Re: [RFC v3 2/4] mm: move PG_slab flag to page_type
From: Matthew Wilcox
Date: Mon Jan 30 2023 - 00:12:40 EST
On Mon, Jan 30, 2023 at 01:34:59PM +0900, Hyeonggon Yoo wrote:
> > Seems like quite some changes to page_type to accomodate SLAB, which is
> > hopefully going away soon(TM). Could we perhaps avoid that?
>
> If it could be done with less changes, I'll try to avoid that.
Let me outline the idea I had for removing PG_slab:
Observe that PG_reserved and PG_slab are mutually exclusive. Also,
if PG_reserved is set, no other flags are set. If PG_slab is set, only
PG_locked is used. Many of the flags are only for use by anon/page
cache pages (eg referenced, uptodate, dirty, lru, active, workingset,
waiters, error, owner_priv_1, writeback, mappedtodisk, reclaim,
swapbacked, unevictable, mlocked).
Redefine PG_reserved as PG_kernel. Now we can use the other _15_
flags to indicate pagetype, as long as PG_kernel is set. So, eg
PageSlab() can now be (page->flags & PG_type) == PG_slab where
#define PG_kernel 0x00001
#define PG_type (PG_kernel | 0x7fff0)
#define PG_slab (PG_kernel | 0x00010)
#define PG_reserved (PG_kernel | 0x00020)

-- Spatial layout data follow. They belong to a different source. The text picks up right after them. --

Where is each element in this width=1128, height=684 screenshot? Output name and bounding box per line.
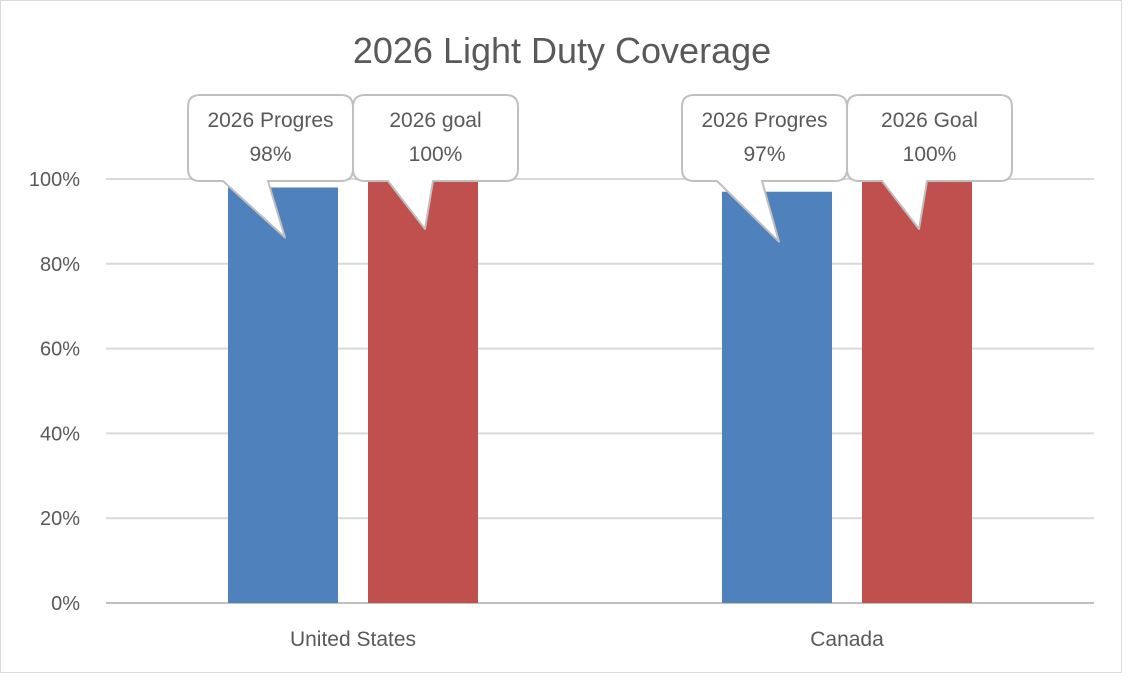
data-label: 100% [903,143,957,166]
data-callouts: 2026 Progres 98% 2026 goal 100% 2026 Progres… [187,94,1013,243]
y-tick-label: 20% [40,508,80,530]
bar [228,187,338,604]
bar [368,179,478,603]
bar [722,191,832,603]
y-tick-label: 0% [51,593,80,615]
y-tick-label: 40% [40,423,80,445]
data-label: 2026 Goal [881,109,978,132]
callout-bubble [352,94,519,230]
data-callout: 2026 Goal 100% [846,94,1013,230]
data-label: 2026 Progres [701,109,827,132]
x-tick-label: Canada [810,628,884,651]
callout-bubble [846,94,1013,230]
chart-title: 2026 Light Duty Coverage [353,30,771,71]
x-tick-label: United States [290,628,416,651]
data-callout: 2026 Progres 98% [187,94,354,239]
data-label: 100% [409,143,463,166]
callout-bubble [187,94,354,239]
data-label: 98% [249,143,291,166]
y-tick-label: 60% [40,339,80,361]
data-callout: 2026 goal 100% [352,94,519,230]
bar [862,179,972,603]
data-label: 2026 goal [389,109,481,132]
callout-bubble [681,94,848,243]
x-axis-ticks: United States Canada [290,628,884,651]
y-axis-ticks: 0% 20% 40% 60% 80% 100% [29,169,80,615]
y-tick-label: 80% [40,254,80,276]
data-callout: 2026 Progres 97% [681,94,848,243]
bars [228,179,972,604]
y-tick-label: 100% [29,169,80,191]
data-label: 97% [743,143,785,166]
data-label: 2026 Progres [207,109,333,132]
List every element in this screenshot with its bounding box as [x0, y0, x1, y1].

#define PG_buddy (PG_kernel | 0x00030)
#define PG_offline (PG_kernel | 0x00040)
#define PG_table (PG_kernel | 0x00050)
#define PG_guard (PG_kernel | 0x00060)
That frees up the existing PG_slab, lets us drop the page_type field
altogether and gives us space to define all the page types we might
want (eg PG_vmalloc)
We'll want to reorganise all the flags which are for anon/file pages
into a contiguous block. And now that I think about it, vmalloc pages
can be mapped to userspace, so they can get marked dirty, so only
14 bits are available. Maybe rearrange to ...
PG_locked 0x000001
PG_writeback 0x000002
PG_head 0x000004
PG_dirty 0x000008
PG_owner_priv_1 0x000010
PG_arch_1 0x000020
PG_private 0x000040
PG_waiters 0x000080
PG_kernel 0x000100
PG_referenced 0x000200
PG_uptodate 0x000400
PG_lru 0x000800
PG_active 0x001000
PG_workingset 0x002000
PG_error 0x004000
PG_private_2 0x008000
PG_mappedtodisk 0x010000
PG_reclaim 0x020000
PG_swapbacked 0x040000
PG_unevictable 0x080000
PG_mlocked 0x100000
... or something. There are a number of constraints and it may take
a few iterations to get this right. Oh, and if this is the layout
we use, then:
PG_type 0x1fff00
PG_reserved (PG_kernel | 0x200)
PG_slab (PG_kernel | 0x400)
PG_buddy (PG_kernel | 0x600)
PG_offline (PG_kernel | 0x800)
PG_table (PG_kernel | 0xa00)
PG_guard (PG_kernel | 0xc00)
PG_vmalloc (PG_kernel | 0xe00)
This is going to make show_page_flags() more complex :-P
Oh, and while we're doing this, we should just make PG_mlocked
unconditional. NOMMU doesn't need the extra space in page flags
(for what? their large number of NUMA nodes?)